A related comment is concerned with the computation of local representatives. In the paper each site is allocated to the closest Voronoi cell and used for the computation of exactly one local representative. An alternative would be to use a kernel smoother on all sites in the vicinity of the Voronoi cell as this allows each site to contribute to several (or none) local representatives.

3 Perspectives and impact

A substantial amount of research on spatially dependent functional data has emerged recently [see e.g. (Delicado et al. 2010) and references therein]. Two problems have received much attention: smoothing taking into account the spatial dependence and prediction of functional signals at unobserved spatial locations. Dimension reduction for dependent functional data has been studied in various scenarios: time series of functional data (Hörmann et al. 2015), spatially correlated multilevel functional data (Staicu et al. 2010), and spatial functional data (Hörmann and Kokoszka 2013; Liu et al. 2014). These papers mainly rely on techniques from FPCA. Although we acknowledge that the above methods may not solve the present research question, it would be interesting to know if parts of the approaches from the literature could be accomodated for an analysis of the mobile data (or vice versa).

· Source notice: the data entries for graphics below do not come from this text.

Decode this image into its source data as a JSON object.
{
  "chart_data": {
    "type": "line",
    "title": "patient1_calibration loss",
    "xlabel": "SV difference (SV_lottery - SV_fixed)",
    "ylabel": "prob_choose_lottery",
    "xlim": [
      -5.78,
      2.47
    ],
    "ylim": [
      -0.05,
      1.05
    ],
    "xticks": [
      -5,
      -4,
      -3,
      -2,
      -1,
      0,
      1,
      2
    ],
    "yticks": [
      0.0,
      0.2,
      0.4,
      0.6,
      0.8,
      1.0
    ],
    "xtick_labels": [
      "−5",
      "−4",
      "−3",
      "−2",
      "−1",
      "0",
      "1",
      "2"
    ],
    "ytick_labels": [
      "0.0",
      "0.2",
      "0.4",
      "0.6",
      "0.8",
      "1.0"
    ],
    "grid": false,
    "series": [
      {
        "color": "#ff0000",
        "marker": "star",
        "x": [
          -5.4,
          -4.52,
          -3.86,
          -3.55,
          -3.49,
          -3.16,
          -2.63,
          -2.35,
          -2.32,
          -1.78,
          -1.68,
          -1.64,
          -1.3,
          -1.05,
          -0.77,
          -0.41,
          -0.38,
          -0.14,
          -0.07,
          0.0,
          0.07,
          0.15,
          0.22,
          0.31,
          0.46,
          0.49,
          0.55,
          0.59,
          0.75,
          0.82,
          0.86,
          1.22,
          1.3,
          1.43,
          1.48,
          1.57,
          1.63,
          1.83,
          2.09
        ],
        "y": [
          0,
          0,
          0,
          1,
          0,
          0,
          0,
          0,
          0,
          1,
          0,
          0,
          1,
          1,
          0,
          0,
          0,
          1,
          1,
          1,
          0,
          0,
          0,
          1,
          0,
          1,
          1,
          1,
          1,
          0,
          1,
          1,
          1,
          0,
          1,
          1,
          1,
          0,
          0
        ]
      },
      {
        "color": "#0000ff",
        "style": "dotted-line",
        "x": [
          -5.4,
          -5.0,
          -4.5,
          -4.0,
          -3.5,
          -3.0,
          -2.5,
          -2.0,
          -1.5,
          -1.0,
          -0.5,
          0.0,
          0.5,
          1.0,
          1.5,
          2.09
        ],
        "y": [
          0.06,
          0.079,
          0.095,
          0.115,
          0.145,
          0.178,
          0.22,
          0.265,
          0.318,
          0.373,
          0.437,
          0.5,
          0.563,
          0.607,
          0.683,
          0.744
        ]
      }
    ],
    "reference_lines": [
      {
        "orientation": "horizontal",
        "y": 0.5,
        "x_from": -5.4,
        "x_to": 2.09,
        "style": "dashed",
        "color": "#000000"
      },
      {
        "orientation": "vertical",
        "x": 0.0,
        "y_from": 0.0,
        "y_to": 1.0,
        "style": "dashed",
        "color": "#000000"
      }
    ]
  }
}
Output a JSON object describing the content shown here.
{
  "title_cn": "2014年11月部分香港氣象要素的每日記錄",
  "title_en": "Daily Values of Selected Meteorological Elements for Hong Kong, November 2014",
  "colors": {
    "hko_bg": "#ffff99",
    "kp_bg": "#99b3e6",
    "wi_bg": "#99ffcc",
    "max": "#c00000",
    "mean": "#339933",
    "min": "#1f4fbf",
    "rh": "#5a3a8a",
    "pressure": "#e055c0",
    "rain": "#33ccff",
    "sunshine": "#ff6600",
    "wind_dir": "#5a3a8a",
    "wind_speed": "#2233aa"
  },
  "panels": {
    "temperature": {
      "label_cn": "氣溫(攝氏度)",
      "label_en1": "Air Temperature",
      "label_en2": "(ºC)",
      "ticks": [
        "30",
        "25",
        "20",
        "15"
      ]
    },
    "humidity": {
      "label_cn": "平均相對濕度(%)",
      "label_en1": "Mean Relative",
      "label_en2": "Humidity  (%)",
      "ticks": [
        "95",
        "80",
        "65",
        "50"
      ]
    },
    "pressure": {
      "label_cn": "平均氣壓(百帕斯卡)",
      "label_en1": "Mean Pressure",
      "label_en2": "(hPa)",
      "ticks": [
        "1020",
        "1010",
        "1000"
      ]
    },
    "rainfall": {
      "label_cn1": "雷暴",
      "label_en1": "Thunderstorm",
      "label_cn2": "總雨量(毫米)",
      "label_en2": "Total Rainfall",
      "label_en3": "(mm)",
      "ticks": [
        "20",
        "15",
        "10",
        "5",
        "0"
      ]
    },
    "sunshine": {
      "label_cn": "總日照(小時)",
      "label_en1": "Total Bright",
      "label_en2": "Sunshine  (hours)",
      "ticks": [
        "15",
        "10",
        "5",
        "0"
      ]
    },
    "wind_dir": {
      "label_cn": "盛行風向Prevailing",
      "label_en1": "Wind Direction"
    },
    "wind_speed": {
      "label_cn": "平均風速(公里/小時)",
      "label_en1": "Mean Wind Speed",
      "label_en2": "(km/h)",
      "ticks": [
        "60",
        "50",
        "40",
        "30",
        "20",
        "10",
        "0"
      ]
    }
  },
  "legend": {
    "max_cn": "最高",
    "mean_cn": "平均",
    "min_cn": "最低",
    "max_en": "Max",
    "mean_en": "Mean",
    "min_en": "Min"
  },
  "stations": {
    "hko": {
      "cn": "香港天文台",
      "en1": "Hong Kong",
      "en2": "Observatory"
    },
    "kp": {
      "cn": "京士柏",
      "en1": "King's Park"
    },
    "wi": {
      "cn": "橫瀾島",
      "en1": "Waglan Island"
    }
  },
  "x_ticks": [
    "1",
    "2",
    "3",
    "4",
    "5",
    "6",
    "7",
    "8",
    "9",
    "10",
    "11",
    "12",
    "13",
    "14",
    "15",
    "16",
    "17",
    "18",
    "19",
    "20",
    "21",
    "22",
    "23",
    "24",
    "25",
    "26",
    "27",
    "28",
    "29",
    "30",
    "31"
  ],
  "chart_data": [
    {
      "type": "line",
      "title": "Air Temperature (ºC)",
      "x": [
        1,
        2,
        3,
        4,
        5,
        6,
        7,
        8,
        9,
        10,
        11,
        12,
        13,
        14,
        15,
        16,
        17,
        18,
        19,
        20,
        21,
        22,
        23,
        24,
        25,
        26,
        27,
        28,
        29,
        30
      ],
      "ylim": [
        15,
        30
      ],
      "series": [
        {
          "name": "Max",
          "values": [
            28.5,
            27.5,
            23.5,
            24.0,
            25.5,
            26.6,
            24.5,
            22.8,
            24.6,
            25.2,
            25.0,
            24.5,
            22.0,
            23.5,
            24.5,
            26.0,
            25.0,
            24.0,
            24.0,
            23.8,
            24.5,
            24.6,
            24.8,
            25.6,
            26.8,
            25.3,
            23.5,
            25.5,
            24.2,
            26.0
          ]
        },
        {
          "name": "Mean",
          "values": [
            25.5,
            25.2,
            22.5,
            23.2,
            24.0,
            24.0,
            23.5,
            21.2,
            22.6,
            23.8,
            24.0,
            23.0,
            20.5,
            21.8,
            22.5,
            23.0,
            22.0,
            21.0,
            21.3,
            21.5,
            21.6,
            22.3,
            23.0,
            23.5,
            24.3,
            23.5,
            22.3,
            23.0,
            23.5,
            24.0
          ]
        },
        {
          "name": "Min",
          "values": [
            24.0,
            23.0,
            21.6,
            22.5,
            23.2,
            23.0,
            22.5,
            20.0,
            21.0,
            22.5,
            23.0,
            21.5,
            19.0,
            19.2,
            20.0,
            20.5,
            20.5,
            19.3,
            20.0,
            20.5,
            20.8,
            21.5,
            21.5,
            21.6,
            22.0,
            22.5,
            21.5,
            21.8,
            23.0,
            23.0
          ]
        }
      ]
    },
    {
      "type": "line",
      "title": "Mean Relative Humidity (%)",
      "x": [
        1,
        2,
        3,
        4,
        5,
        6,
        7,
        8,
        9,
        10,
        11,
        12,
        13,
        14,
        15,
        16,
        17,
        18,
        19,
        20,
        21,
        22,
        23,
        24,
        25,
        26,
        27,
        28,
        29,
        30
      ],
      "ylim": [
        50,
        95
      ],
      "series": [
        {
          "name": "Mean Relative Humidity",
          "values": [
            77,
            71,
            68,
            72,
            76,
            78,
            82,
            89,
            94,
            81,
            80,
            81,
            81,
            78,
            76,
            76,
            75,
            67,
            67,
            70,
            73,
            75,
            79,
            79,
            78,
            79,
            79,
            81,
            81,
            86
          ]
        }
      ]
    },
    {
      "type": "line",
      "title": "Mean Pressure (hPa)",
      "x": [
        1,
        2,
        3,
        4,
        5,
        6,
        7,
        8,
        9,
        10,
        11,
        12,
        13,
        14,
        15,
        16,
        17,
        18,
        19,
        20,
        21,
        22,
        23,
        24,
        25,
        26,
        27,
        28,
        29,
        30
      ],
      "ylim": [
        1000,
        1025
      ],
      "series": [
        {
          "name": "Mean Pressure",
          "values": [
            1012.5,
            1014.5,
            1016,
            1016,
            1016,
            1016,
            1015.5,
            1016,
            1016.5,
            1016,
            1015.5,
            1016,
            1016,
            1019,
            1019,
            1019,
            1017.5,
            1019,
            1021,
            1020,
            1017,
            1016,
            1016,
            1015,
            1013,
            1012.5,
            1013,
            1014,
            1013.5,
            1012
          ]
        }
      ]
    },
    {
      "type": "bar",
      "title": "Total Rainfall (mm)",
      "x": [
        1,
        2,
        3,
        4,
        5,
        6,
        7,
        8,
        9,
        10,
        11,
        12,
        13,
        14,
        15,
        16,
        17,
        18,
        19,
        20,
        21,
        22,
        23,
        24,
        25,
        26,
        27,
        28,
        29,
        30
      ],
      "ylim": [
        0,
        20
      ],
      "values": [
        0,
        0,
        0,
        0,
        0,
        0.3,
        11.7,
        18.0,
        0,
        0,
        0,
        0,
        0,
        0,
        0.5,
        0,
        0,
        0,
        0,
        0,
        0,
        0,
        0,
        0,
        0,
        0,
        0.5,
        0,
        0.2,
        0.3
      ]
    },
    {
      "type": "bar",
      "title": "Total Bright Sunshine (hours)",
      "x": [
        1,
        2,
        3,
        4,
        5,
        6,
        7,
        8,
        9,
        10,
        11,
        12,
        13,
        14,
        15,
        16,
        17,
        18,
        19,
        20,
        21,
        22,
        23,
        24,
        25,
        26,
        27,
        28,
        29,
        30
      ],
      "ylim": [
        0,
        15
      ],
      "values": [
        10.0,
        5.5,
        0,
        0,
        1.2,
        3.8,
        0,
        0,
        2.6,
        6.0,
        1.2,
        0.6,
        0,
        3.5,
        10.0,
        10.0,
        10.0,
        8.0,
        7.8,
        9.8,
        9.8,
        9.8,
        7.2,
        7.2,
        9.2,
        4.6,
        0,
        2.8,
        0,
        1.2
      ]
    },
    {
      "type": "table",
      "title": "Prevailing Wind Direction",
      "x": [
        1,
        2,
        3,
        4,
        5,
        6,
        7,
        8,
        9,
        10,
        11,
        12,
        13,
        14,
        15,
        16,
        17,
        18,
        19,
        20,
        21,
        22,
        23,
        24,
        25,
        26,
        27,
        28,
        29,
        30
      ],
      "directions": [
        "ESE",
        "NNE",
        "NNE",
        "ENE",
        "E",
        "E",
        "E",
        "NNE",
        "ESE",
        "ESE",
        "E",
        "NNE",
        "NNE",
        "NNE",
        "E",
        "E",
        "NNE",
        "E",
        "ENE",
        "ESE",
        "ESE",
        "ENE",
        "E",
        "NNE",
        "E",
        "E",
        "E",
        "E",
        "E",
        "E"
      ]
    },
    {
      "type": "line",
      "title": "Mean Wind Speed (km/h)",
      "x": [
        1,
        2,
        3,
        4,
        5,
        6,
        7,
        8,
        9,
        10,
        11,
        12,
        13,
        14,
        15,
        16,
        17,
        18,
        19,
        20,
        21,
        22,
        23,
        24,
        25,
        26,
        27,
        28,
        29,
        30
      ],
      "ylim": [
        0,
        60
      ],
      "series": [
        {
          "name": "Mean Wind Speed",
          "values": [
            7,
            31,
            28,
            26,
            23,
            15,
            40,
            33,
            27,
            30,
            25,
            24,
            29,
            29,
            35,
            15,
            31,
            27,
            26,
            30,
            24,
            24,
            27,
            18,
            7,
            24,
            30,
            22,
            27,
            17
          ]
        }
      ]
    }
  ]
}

We believe that the suggested method may find application in other areas of applied statistics. One particular example is temporal recording of neural activity in the brain as response to various stimuli (Harvey and Roland 2013). Strong spatial dependence between signals from co-working areas must be expected, and a spatio-temporal decomposition of the data may reveal interesting patterns about communication dynamics in the brain.

This example also demonstrates the perspectives of realizing that the role of space and time may be interchanged in the suggested method. The goal of the analysis may as well be a decomposition of the form

$$\begin{aligned} E_t(\mathbf{x})=\sum _{k=1}^K D_k(t)\psi _k(\mathbf{x}) \end{aligned}$$

where we look for spatially localized components \(\psi _k\) (in the neuroscience application representing co-working areas of the brain). The spatial components may be estimated using treelet analysis in a two-dimensional grid, and the tesselation approach may be applied along the one-dimension time argument to adapt to local smoothness of the signals in the time direction.

In summary, we are impressed of the analysis with its extraction of interpretable information from a large spatio-temporal data set. The paper contains new methoddology for dependent functional data, and future research will contribute to the understanding of advantages and disadvantages of the various approaches. We see a great potential for new data applications and look forward to following the development in the field.